La présidentielle américaine devrait se jouer dans dix États-clés, susceptibles de basculer d’un parti à l’autre, où Donald Trump et Joe Biden vont multiplier les déplacements jusqu’au 3 novembre pour obtenir les 270 voix du collège électoral nécessaires pour être élu.

En 2016, Donald Trump avait gagné les six principaux États cruciaux : Floride, Pennsylvanie, Michigan, Caroline du Nord, Wisconsin et Arizona. Quatre ans plus tard, la Georgie, l’Iowa, l’Ohio et - plus surprenant - le Texas pourraient voter en faveur de Joe Biden, selon le site RealClearPolitics.

La Floride

Donald Trump ne doit pas perdre le "Sunshine State" (29 grands électeurs) qui compte une large communauté d’origine cubaine et de très nombreux retraités, deux groupes traditionnellement conservateurs. Joe Biden, qui possède une avance de moins de deux points, espère attirer les jeunes urbains, notamment les Latinos, sensibles aux questions d’immigration.

La Caroline du Nord

Donald Trump compte sur la population blanche, rurale et plutôt âgée, ainsi que sur la communauté évangélique dont le soutien a été décisif en 2016. Joe Biden doit faire le plein des votes afro-américains et des jeunes urbains pour emporter les 15 grands électeurs de cet État.

La Pennsylvanie

Donald Trump s’était imposé d’un cheveu dans cet État traditionnellement démocrate (20 grands électeurs) marqué par le déclin industriel. Pour le reprendre, Joe Biden, qui y possède quatre points d’avance, compte sur les électeurs urbains, les personnes âgées et les ouvriers, qui avaient délaissé Hillary Clinton en 2016.

Le Wisconsin

En 2016, Hillary Clinton avait fait l’impasse sur la "laiterie de l’Amérique" (10 grands électeurs), qui l’avait punie en votant d’un cheveu pour Donald Trump.

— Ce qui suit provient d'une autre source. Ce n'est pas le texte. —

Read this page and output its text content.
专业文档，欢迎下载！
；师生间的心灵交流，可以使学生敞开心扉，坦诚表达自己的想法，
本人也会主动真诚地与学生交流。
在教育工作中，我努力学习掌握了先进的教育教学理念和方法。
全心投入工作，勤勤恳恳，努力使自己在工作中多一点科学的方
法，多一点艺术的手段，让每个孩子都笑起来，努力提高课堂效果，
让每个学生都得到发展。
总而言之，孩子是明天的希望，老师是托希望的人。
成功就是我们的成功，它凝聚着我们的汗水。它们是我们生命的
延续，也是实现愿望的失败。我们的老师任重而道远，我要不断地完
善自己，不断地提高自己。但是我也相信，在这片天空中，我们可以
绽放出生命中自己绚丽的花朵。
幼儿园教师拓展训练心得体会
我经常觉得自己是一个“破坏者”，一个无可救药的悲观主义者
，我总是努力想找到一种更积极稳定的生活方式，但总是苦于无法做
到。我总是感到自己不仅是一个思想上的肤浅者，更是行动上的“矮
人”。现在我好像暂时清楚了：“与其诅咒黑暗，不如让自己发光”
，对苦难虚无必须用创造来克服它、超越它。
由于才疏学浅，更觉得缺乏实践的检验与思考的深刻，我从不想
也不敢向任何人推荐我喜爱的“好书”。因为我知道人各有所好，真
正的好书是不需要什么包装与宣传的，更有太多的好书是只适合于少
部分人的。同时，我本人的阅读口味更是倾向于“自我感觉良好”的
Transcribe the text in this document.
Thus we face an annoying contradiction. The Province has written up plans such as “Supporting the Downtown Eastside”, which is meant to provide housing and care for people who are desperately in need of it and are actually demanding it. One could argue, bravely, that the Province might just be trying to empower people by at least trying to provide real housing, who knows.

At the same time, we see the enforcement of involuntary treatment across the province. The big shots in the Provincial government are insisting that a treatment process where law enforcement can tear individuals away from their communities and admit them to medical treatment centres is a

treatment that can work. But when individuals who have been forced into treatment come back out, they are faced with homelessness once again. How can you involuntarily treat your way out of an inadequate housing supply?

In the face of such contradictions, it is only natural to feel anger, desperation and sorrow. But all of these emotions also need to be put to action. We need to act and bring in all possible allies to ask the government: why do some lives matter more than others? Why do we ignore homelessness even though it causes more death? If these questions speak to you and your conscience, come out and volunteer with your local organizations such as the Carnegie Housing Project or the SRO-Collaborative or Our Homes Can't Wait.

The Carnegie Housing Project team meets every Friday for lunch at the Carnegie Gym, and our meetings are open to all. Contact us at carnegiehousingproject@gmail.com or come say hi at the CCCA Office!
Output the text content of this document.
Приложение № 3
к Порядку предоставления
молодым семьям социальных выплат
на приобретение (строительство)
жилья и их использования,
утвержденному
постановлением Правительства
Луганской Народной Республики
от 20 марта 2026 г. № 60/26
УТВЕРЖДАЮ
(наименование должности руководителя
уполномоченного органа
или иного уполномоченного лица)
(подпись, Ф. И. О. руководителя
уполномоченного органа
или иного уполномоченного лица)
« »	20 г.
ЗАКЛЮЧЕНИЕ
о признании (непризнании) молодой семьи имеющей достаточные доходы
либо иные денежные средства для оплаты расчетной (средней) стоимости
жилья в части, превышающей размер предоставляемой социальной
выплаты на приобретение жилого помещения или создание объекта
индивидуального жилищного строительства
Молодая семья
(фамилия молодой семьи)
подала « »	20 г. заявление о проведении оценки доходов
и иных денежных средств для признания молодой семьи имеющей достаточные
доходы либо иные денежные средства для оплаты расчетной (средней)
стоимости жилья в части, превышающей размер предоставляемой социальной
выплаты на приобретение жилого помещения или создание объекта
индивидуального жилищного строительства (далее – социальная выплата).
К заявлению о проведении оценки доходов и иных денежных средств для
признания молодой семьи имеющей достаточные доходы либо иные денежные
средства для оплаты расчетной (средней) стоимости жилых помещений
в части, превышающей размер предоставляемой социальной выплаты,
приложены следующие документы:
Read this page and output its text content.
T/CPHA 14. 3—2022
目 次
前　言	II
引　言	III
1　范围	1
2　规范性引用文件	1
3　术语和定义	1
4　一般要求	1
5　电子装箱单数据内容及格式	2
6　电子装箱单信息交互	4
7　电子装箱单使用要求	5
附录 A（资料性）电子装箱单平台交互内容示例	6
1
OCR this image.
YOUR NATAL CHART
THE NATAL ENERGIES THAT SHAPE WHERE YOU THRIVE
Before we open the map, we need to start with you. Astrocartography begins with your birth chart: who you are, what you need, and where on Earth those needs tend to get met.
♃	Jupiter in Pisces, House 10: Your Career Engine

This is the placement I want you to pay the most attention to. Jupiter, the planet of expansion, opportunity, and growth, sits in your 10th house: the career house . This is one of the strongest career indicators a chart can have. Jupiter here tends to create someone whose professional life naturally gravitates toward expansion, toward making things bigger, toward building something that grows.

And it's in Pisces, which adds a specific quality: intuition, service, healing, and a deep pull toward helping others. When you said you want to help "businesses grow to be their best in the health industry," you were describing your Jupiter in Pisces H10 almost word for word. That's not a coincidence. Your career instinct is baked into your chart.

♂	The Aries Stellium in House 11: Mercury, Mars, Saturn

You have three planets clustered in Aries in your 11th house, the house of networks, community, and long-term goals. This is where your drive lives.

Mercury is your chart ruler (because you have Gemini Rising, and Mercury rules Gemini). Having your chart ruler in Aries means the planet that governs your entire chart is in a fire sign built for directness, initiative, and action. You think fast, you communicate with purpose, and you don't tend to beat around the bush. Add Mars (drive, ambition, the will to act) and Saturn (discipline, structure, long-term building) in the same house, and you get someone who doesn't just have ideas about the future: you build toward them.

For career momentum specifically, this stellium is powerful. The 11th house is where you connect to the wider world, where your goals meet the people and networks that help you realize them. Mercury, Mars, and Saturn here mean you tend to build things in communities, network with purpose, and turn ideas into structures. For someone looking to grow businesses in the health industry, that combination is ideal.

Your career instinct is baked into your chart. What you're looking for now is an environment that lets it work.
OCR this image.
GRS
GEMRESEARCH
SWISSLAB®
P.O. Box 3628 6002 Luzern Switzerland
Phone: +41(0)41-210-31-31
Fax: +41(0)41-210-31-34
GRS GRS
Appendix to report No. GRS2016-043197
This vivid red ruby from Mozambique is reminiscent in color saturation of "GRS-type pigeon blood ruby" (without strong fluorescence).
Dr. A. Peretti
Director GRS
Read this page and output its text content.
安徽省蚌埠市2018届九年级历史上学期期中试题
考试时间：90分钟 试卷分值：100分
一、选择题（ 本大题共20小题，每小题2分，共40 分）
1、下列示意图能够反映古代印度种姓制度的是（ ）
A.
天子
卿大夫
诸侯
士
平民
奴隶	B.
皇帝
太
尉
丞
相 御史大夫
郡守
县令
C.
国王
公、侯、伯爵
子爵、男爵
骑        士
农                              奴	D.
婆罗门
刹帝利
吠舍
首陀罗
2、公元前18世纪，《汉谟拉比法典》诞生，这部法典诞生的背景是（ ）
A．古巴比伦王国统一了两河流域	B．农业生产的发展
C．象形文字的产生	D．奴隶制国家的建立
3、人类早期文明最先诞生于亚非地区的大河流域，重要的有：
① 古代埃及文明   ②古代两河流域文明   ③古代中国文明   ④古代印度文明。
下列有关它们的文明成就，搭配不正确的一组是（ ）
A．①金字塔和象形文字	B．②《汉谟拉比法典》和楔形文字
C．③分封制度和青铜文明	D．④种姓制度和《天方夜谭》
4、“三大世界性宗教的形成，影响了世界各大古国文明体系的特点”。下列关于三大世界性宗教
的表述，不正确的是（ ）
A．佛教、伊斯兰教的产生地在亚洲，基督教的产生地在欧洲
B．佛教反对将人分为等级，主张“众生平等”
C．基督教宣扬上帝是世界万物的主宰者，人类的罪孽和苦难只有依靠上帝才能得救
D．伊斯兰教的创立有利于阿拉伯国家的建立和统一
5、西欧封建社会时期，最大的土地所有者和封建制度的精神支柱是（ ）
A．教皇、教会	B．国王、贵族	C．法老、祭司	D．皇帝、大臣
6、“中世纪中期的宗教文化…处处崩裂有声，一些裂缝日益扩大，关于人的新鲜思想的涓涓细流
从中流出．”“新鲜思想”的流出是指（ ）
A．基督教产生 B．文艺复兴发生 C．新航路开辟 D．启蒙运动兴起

Cette année, Joe Biden a six points d’avance mais la bataille sera serrée dans cet État où des affrontements entre militants antiracistes et miliciens d’extrême droite ont fait deux morts fin août.

Le Michigan

M. Trump avait fait basculer dans le camp républicain les 16 votes de cet État historiquement démocrate, en promettant un essor économique dans cet ancien bassin industriel. Les démocrates comptent sur les votes des électeurs blancs de banlieue, de la communauté noire et des ouvriers syndiqués.

L’Arizona

Joe Biden veut frapper un grand coup dans cet État du sud-ouest (11 grands électeurs) qui n’a plus voté démocrate depuis 1996 et où il a près de quatre points d’avance. Il compte sur le vote des jeunes urbains latinos, qui avaient porté Kyrsten Sinema au Sénat en 2018.

La Géorgie

Donald Trump avait enlevé les 16 grands électeurs en devançant largement Hillary Clinton en 2016. Mais dans les derniers sondages, il est légèrement derrière Joe Biden qui compte sur les voix de l’importante communauté noire (32 % de la population) et des électeurs urbains, traditionnellement démocrates.


L’Iowa

Donald Trump a largement remporté cet État agricole peu peuplé, religieux et très majoritairement blanc, qui avait pourtant voté pour Barack Obama en 2008 et 2012.

Mais les six grands électeurs pourraient aller à Joe Biden qui devance d’un cheveu (1,2 point) le Président, en raison de la guerre commerciale avec la Chine et le Brésil - l’Iowa est un grand producteur d’éthanol - ainsi que la crise économique provoquée par le coronavirus.

L’Ohio

L’Ohio (18 grands électeurs) fait figure d’oracle car il est le miroir des scrutins nationaux avec sa démographie politique diverse. Donald Trump avait triomphé en 2016 avec huit points d’avance en attirant les démocrates déçus, que Joe Biden tente de faire revenir dans son camp.


Car malgré ses promesses, le milliardaire n’a pas ramené les emplois dans cet État frappé par la crise industrielle, les délocalisations, et où la situation est inquiétante pour les agriculteurs.

Le Texas

C’est pour Donald Trump l’autre État à ne pas perdre (38 grands électeurs). Avec quatre points d’avance, le Président parie sur sa politique anti-immigration et son soutien à l’industrie pétrolière. Mais Joe Biden pourrait créer la surprise au Texas qui vote républicain à chaque présidentielle depuis 1980, grâce à la démographie changeante dans l’État, notamment la croissance de la communauté hispanique, et la mobilisation des jeunes diplômés urbains.